Scott explains that this widespread, globally occurring lack of transparency has persisted for a long time, and continues to baffle him: “I’ve researched this topic for 20 years, and virtually every time compensation professionals say it’s a good idea to communicate pay and be more transparent. But they don’t do it. Huge numbers of organisations don’t even tell people what the pay ranges are. So [employees] have no idea when they get their pay cheque or raise how that relates even to themselves, let alone anybody else. I’m really confused why companies seem very resistant to doing this.”

The obvious reason would be inherent unfairness in a firm’s approach to pay – inconsistencies that would make even publishing pay ranges and being more transparent about pay rationale all but impossible. “The most common mistake I see with organisations is that they have parameters for pay but they breach them,” confirms Giles. “Somebody might be leaving and they’re worth an awful lot to the business, then you get something known as grade drift. It’s as common as anything and it’s because organisations give too much discretion around pay.”

A picture hardly suggestive of a brave new world of pay transparency. But GrantTree’s Tenner is encouraged that UK PLC is moving (albeit slowly) in the right direction.
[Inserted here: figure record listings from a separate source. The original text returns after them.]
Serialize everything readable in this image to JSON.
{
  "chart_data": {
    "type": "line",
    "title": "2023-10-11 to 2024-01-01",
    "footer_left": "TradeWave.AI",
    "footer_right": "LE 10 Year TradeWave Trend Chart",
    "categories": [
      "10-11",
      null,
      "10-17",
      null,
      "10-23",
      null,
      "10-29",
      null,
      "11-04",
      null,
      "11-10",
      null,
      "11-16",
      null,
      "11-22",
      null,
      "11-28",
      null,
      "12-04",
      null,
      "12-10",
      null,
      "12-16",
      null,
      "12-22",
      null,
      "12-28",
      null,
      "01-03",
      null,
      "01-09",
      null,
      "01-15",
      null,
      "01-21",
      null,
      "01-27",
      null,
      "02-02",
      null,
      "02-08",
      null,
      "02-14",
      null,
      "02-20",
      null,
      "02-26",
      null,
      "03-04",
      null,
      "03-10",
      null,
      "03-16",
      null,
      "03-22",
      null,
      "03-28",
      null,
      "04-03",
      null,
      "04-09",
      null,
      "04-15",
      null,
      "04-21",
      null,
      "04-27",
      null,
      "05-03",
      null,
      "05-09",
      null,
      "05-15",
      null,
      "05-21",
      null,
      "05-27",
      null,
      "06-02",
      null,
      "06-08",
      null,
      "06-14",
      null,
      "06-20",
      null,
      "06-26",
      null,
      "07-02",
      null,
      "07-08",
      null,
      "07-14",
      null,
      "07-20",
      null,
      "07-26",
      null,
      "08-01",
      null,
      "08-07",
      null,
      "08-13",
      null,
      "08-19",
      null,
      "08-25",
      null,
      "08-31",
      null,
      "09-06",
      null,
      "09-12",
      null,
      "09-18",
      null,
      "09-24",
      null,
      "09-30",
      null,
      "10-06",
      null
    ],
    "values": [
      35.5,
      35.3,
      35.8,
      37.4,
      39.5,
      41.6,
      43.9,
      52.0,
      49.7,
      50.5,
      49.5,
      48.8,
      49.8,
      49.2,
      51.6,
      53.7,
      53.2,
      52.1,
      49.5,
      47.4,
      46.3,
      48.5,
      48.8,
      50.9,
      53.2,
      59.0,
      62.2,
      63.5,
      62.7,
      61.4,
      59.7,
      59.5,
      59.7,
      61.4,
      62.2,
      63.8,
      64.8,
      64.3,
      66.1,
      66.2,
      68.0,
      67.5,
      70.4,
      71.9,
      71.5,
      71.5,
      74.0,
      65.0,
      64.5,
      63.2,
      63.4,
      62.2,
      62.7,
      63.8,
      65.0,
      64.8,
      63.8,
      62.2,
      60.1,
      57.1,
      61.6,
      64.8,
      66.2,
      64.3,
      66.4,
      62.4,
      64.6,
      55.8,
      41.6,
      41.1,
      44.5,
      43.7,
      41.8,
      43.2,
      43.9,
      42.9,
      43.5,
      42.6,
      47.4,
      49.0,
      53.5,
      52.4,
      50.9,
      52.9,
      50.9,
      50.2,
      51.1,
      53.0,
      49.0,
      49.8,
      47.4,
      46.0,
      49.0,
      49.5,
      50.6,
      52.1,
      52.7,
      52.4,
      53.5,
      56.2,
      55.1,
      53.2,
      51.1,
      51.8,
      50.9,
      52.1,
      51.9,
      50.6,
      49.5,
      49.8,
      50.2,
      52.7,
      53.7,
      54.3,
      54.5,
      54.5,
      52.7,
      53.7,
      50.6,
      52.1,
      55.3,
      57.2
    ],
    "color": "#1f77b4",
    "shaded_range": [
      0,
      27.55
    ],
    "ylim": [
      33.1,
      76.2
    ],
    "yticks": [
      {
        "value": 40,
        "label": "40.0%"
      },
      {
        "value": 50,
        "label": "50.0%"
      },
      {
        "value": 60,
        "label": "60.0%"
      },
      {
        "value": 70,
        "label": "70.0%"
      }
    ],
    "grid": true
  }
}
“I think as long as the dominant model in society is closed top-down organisations, large companies will not be [more transparent about pay]. But once there is that shift in the way businesses are run in general the large ones will follow suit,” he says.

For Tenner, moves by the likes of professional services firm Accenture to engage in more open dialogue with staff through continuous appraisals rather than annual reviews, signals a move in the right direction. “That allows people to overcome the barriers of feeling like pay and performance is a very difficult conversation they can only have once a year,” he feels. “That’s a massive building block to a more open culture.”

The bottom line for many will be that some form of transparency is going to be increasingly demanded by employees. So employers will have no choice but to provide this if they want to compete for talent with other more agile organisations.

And there’s certainly strong incentive for getting on board before the demand really reaches fever pitch. Transparency on most matters is undoubtedly good for staff engagement and so ultimately for business – and pay is no exception. In the words of Opus’ Petsis Jones: “Transparency leads to a stronger, engaged workforce and that’s what HR is here to do at the end of the day.”